2023年2月18日
2023年10月1日に導入予定の適格請求書制度(インボイス制度)に関して、本部や支部事務所に多数の質問が寄せられています。建設業界の構造自体が変化しかねない状況に、混乱の度合いは高まるばかりです。
号 京建労ではインボイス制度に関し、消費税の課税業者・免税業者問わず幅広い相談に対応しています。相談の多くは「一人親方」という働き方をしている仲間から寄せられています。
「一人親方」のほとんどは文字通り労働者を雇わず、手間請や単価請で、多くは売上高1000万円以下の消費税免税業者です。インボイス制度が導入されると、元請や上請は、下請である「一人親方」への請負代金に関して、インボイスが発行された請求書のみが消費税の課税仕入れ対象となるので、インボイス制度に登録していない下請への仕事の発注は、消費税の負担増となるわけです。
今、免税されている人がインボイス制度に登録すると、売り上げ1000万円以下であろうとも消費税課税業者として「自ら手をあげる」ことになり、消費税の申告が必要になります。
インボイス発行事業者への登録は強制ではありません。
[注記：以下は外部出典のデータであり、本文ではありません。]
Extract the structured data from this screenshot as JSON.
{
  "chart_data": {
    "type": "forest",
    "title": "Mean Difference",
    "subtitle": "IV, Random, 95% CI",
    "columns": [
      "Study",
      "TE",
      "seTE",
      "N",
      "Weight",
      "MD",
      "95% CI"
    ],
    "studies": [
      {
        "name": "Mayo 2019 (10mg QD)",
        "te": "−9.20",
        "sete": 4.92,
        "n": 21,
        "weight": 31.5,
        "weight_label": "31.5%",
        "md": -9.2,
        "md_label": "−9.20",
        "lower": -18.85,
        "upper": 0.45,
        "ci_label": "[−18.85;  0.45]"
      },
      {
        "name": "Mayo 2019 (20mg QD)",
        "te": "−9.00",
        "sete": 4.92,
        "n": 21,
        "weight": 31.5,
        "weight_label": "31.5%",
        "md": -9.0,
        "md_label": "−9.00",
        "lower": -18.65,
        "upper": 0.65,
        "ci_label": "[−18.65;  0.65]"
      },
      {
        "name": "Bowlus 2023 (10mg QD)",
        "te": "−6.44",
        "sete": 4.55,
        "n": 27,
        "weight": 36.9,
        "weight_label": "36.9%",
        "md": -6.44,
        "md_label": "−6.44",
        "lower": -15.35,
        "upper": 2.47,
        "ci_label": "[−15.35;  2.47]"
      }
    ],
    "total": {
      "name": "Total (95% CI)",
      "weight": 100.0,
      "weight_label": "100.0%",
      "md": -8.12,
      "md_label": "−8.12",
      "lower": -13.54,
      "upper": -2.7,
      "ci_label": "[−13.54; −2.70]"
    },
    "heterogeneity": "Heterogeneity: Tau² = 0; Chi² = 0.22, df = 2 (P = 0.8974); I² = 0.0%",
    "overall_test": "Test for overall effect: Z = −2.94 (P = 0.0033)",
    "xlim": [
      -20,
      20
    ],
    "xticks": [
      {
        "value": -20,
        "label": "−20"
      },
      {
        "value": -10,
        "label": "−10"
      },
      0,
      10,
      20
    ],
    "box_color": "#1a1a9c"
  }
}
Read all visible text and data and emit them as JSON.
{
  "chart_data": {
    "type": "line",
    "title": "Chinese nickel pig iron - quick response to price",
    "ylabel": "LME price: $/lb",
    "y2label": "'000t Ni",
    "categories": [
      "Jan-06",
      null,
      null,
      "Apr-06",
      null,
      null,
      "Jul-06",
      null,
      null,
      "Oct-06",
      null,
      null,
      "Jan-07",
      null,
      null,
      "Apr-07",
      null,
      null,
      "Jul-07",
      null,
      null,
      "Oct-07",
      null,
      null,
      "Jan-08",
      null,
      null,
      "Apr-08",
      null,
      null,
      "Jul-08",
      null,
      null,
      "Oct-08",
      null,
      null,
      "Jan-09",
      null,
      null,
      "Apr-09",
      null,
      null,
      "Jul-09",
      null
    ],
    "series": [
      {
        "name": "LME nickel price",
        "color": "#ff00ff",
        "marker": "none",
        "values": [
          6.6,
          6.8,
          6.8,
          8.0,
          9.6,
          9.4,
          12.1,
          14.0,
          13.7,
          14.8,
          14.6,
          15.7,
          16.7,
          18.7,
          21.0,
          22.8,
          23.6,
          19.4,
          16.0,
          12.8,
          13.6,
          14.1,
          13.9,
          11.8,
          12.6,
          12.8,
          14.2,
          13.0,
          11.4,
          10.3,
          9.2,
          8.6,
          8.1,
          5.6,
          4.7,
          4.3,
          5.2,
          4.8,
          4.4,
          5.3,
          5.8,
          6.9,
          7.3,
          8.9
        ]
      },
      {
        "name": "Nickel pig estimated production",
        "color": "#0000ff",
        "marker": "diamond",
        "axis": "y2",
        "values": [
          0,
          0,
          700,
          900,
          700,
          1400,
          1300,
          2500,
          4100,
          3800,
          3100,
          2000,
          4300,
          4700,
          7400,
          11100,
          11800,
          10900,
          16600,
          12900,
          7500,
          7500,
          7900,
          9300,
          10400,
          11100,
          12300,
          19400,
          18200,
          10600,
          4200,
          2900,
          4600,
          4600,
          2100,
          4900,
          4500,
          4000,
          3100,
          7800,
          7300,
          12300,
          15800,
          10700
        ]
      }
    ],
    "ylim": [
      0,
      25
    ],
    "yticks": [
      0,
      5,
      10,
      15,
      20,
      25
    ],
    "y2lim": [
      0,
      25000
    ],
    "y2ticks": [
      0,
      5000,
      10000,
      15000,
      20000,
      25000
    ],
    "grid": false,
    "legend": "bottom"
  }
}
登録しなくても仕事を続けることは可能です。しかし収入面や上請との関係など、多角度で将来を見据えていくことが必要で、対応に関しては仕事の発注主との話し合いの場を持つことも重要です。
学習会や組合窓口での相談など、インボイス制度に関する疑問などを遠慮なくお寄せください。今までにも仲間からは制度導入を機に登録や値引きの強要、また外注業者への制度説明の難しさなど、さまざまな相談が寄せられています。一人ひとりに合った対応を一緒に考えましょう。
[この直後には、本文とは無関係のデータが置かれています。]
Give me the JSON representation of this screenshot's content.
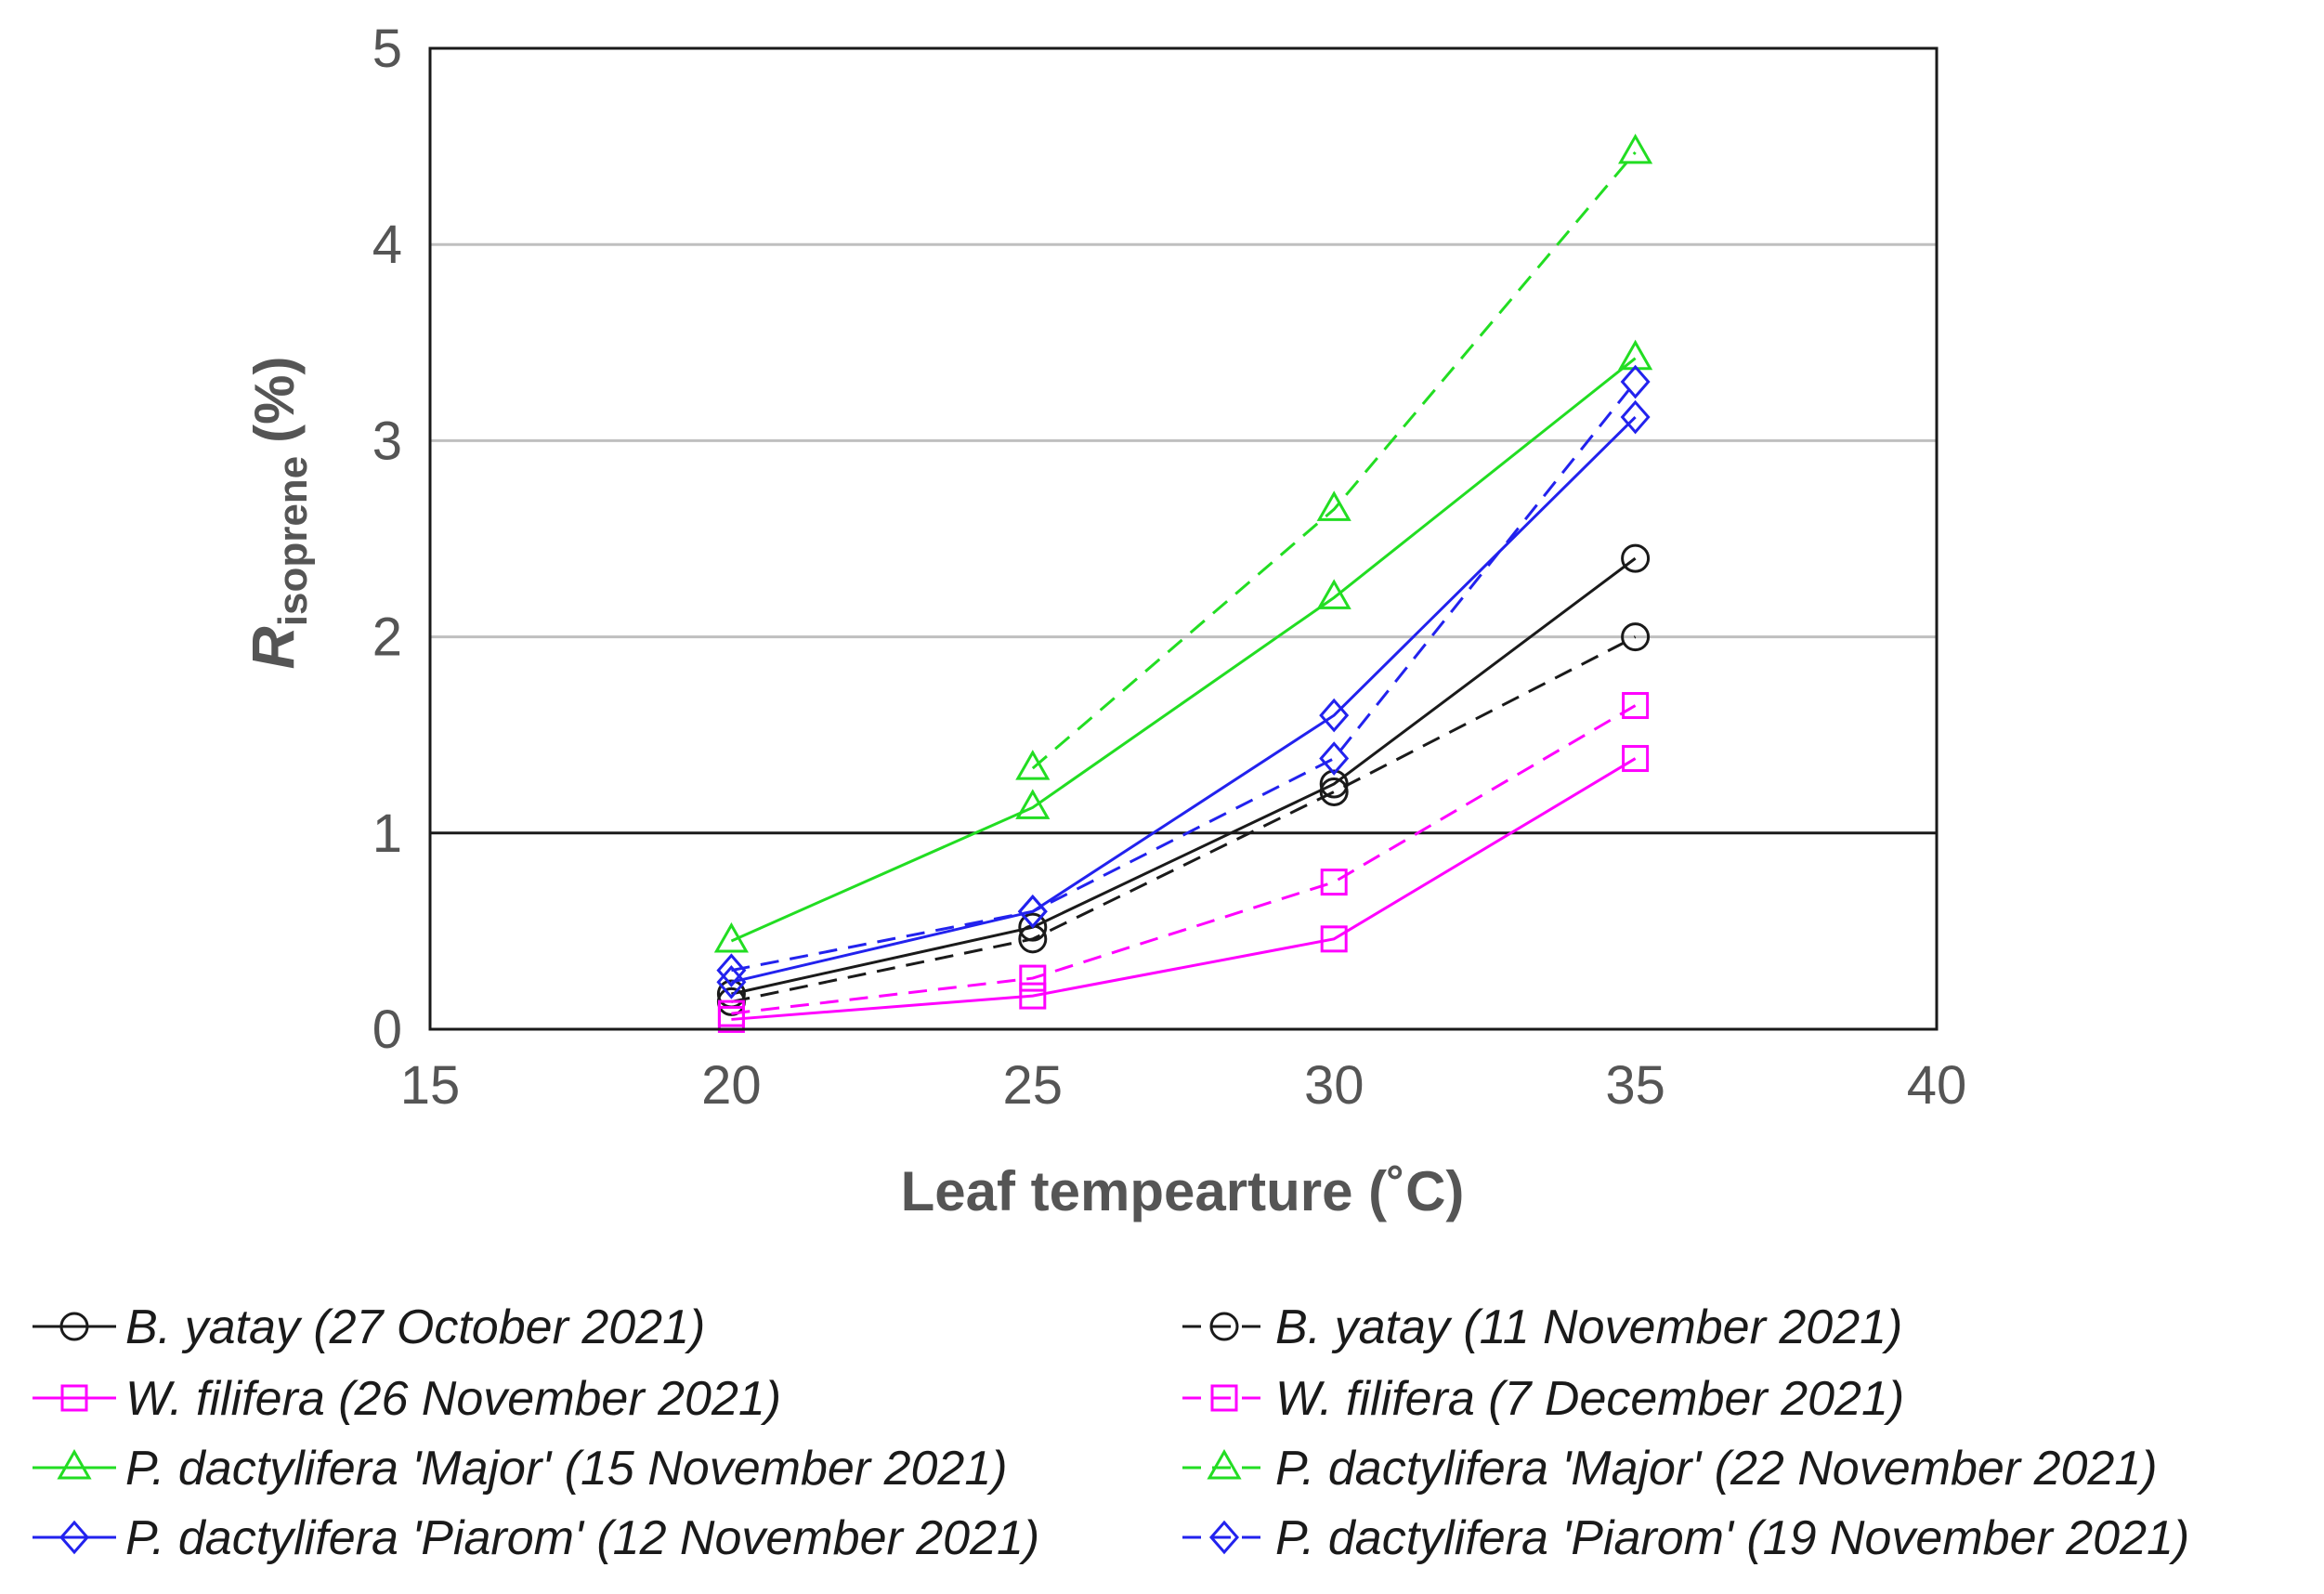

インボイス制度の導入反対とともに、大きな世論となっているのが岸田首相が打ち上げた「軍拡増税」です。1月23日に通常国会が開会。岸田首相は施政方針演説で「日本は歴史の分岐点にいる」と強調し、重要な政策課題の冒頭に「防衛力の抜本強化」を打ち出しました。
この大軍拡路線を「先送りできない課題」だとし、反撃能力の保有を専守防衛の枠内だと主張しています。これは日本が攻撃されてもいないのに、集団的自衛権の行使として、米国の戦争に参戦することをさし、日本を戦争する国へ変えようとしているのです。
また軍拡の財源として幅広い国民への「増税」で賄うことも視野に入れているのです。日本を軍拡路線へ向かわせることも当然ですが、その財源として私たちから取ろうとすることなど言語道断です。
インボイス制度中止とともに、軍拡増税反対の声を今こそあげるときです。4月9日には京都府議会議員選挙、京都市議会議員選挙があり、4月23日には向日市、京田辺市、木津川市の市長選挙、さらに宇治市、城陽市、京田辺市、八幡市、木津川市、福知山市、久御山町、和束町の議会議員選挙が行われます。コロナ禍でいのちや仕事を守る政治が行われたかを判断し、軍拡増税反対とインボイス中止に賛同する議員や首長の誕生を選挙に参加することで後押ししましょう。